Racism, Mental Health and Mindfulness

The Annual General Meeting of Shepparton Region Reconciliation Group was held on Monday 5 September at Sandhurst Catholic Care. Guest Speaker at the meeting was Terry James, who gave an overview of research into Perseverative Cognition and Aboriginal Australians. Ms James has undertaken collaborative research at Rumbalara and her work gives insights into the effects of racism on physical and mental health.

Terry James, PhD Candidate at the University of Melbourne has been researching examine the relevance of perseverative cognition for Aboriginal people in relation to race-related stress. This includes social and emotional wellbeing in the face of stresses and threats experienced by the indigenous community and the ongoing states of mind this produces. Chronic anxiety and stress has overall wear and tear on individual health.

Terry James at the Shepparton Region Reconciliation Group AGM

Terry James at theShepparton Region Reconciliation Group AGM

Questions considered in the work of Ms Terry James include (among others),

  • Do we need to re-define what a stressful event is?
  • What resources, skills and strategies do Aboriginal people use to cope with day-to-day stress and ongoing anxiety?
  • How might these be developed into a healing/resilience intervention?

Indigenous people experience silent, invisible stress in many forms. The autonomic nervous system acts to Prepare, Protect and Preserve the body from challenges and threats to personal safety and wellbeing, real and perceived. The presence of ongoing stressors and cyclic turning over and replay of stress situations can produce a feeling of hopelessness and result in mental health disorders. The personal experience of silent, invisible racism is often not understood as a cause of inner stress and anxiety resulting in long-term effects and chronic anxiety.

Indigenous wellbeing begins with connectedness to all that is country, a relationship with the mainstream society, a history, a sense of control, a capacity to deal with threats. Image courtesy Rumbalara Aboriginal Cooperative.

In her talk, Terry James often referred to the immediate, felt affects of anxiety and stress, the heartbeat rises, the breath is shorter, the fight-flight response is continually switched on within as a form of prepare, protect, preserve the self. When we replay emotions, the physiological effects continue, and this may produce a situation of anticipatory stress, where social situations contribute to feeling vulnerable and producing hyper-vigilance. How does one manage emotions with regard to invisible stress?

Worry and Rumination are also internal stressors. These may detach a person from reality. A focus on the past, perpetually evaluating self worth, regrets, a feeling of loss, and inability to solve problems can result in public behaviour by an indigenous person to deflect and avoid racial provocation and contain pain. Where pain is contained, the body - through the nervous system - experiences chronic prepare-protect-preserve response which builds inner wear and tear. Chronic anxiety results, with physiological symptoms. Indigenous people in Australia suffer high rates of depression, anxiety and chronic illness, Ms James told. A state of ‘prolonged action preparation’ becomes a toxic factor in personal health.
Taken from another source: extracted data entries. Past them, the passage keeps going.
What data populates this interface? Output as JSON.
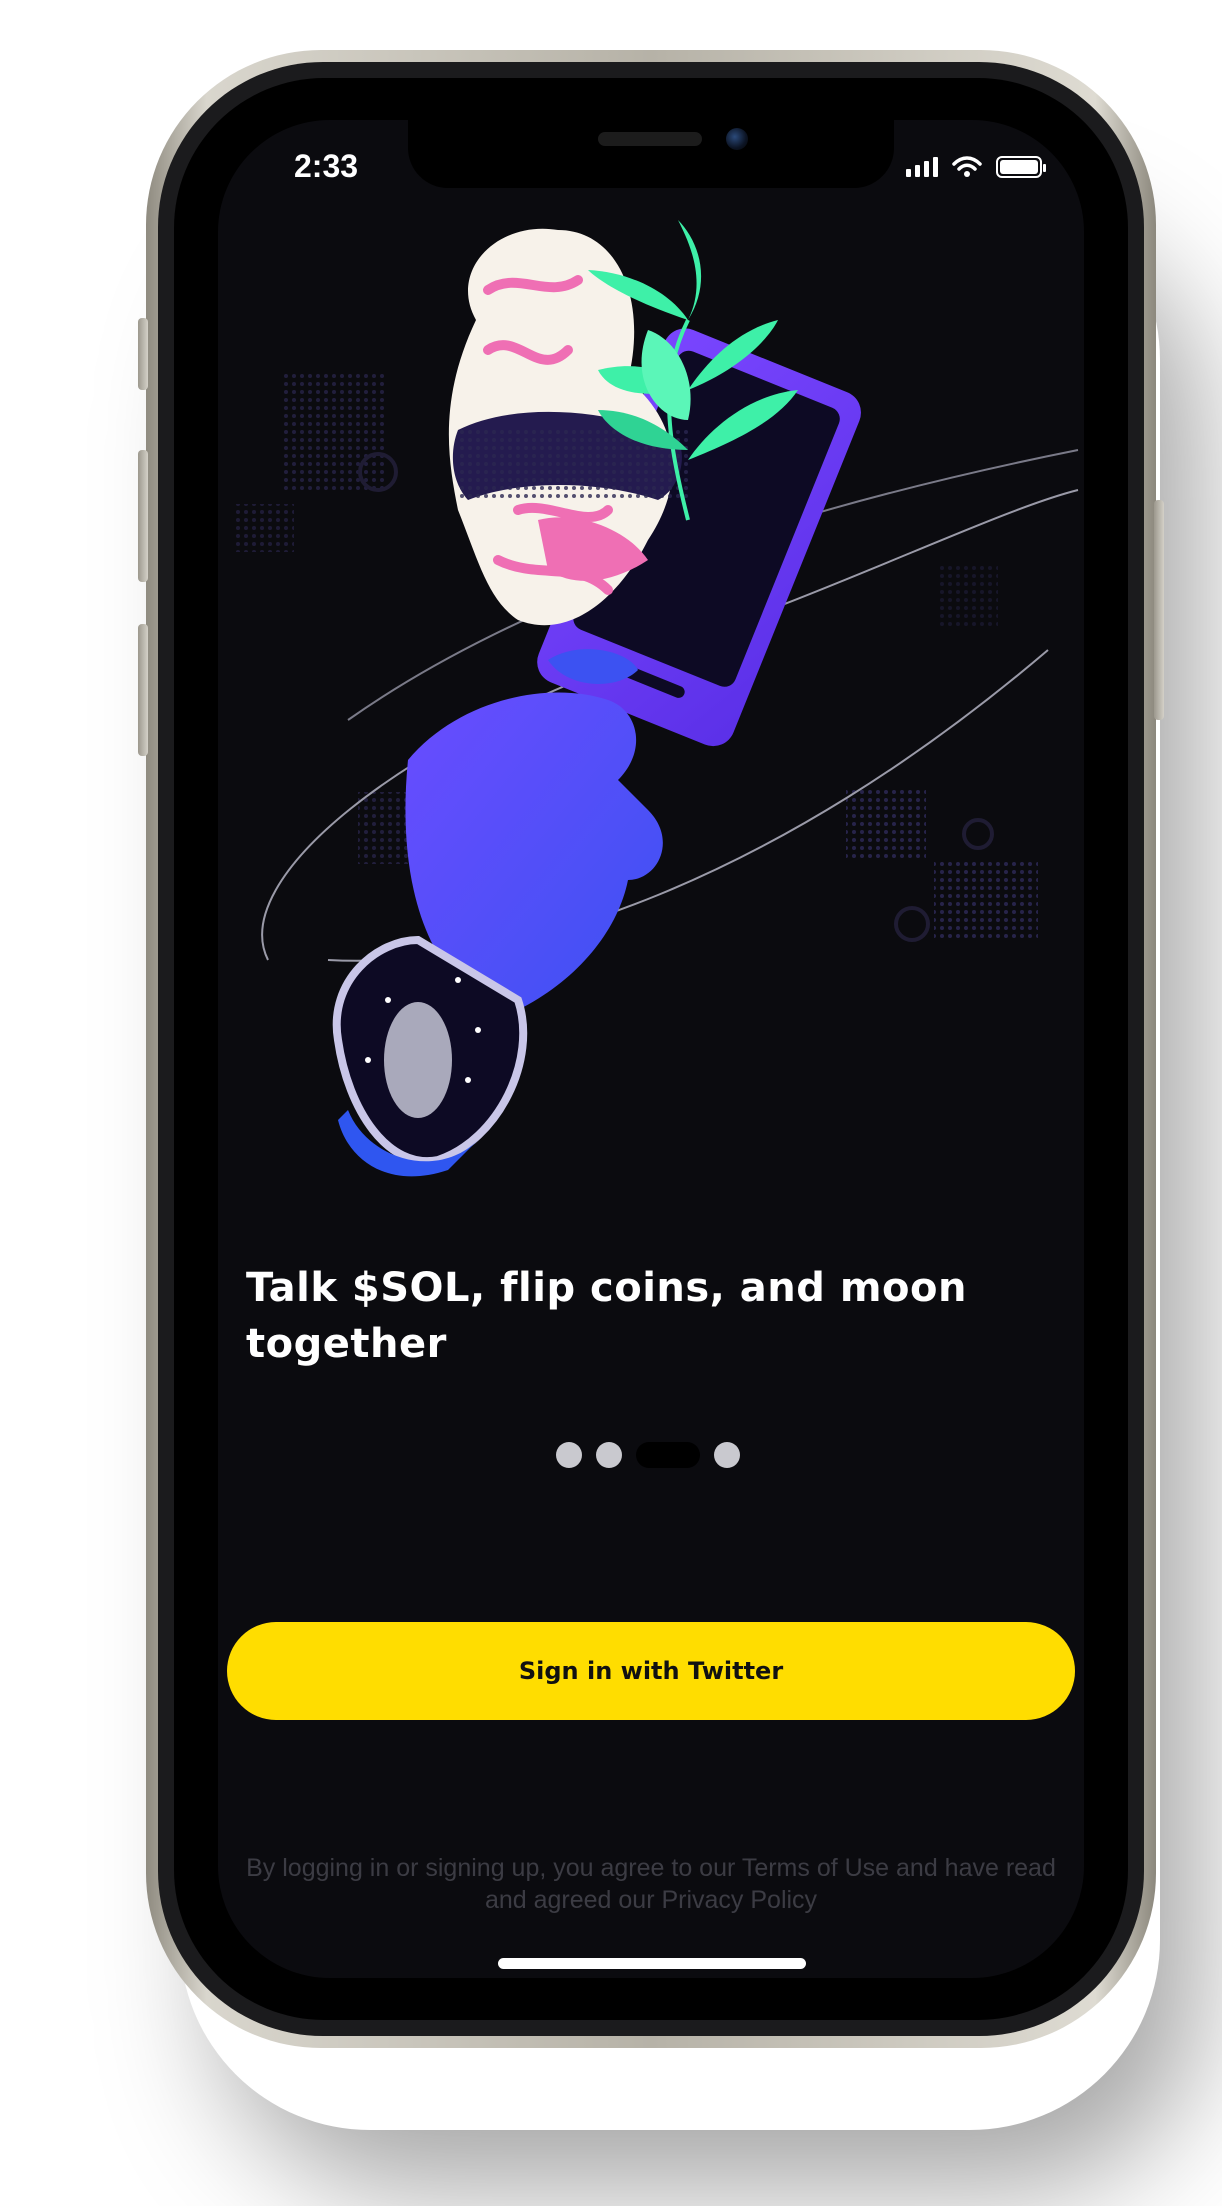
{
  "status_bar": {
    "time": "2:33"
  },
  "onboarding": {
    "headline": "Talk $SOL, flip coins, and moon together",
    "page_indicator": {
      "count": 4,
      "active_index": 2
    }
  },
  "actions": {
    "sign_in_label": "Sign in with Twitter"
  },
  "legal": {
    "text": "By logging in or signing up, you agree to our Terms of Use and have read and agreed our Privacy Policy"
  },
  "colors": {
    "screen_background": "#0b0b0f",
    "cta_background": "#ffdd00",
    "headline_text": "#ffffff",
    "legal_text": "#3c3c44",
    "illustration_primary": "#5b3df5",
    "illustration_leaf": "#3ef0a8",
    "illustration_pink": "#ef6fb4"
  },
  "icons": [
    "cellular-signal-icon",
    "wifi-icon",
    "battery-icon"
  ]
}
Mindfulness can Reduce the Effects of Stress

Mindfulness Based Stress Reduction is a brief western based method which provides opposite effect to rumination and worry. It focusses attention to stay in the present moment. As the opposite to learned helplessness, Mindfulness is a learned self-empowerment skill that takes the mind away from past and future threats and stressors and over time, becomes an automatic mode of being. This is not push-button freedom from prepare, protect, preserve; it is a inner personal discipline that trains the mind to not react to external situations but to remain in a state of equanimity. Ms Terry James went on to say that this is not based on any particular psychology or religion, and is a demonstrated effective method to reduce worry and stress and found to be more effective than cognitive behaviour therapy.

Where there are external stressful events such as race-related emotional abuse, there are limited avenues of control and predictability available to the person experiencing emotional and physiological stress. Mindfulness gives an inner control, an inner method of emerging from stressful social environments with personal success.

Man and his dog. The man can be mind-full - and filled with anticipation, worry, stress. The dog, however, is in the present moment, experiencing a sunny day. Mindfulness can place us in the present moment free from all stressors.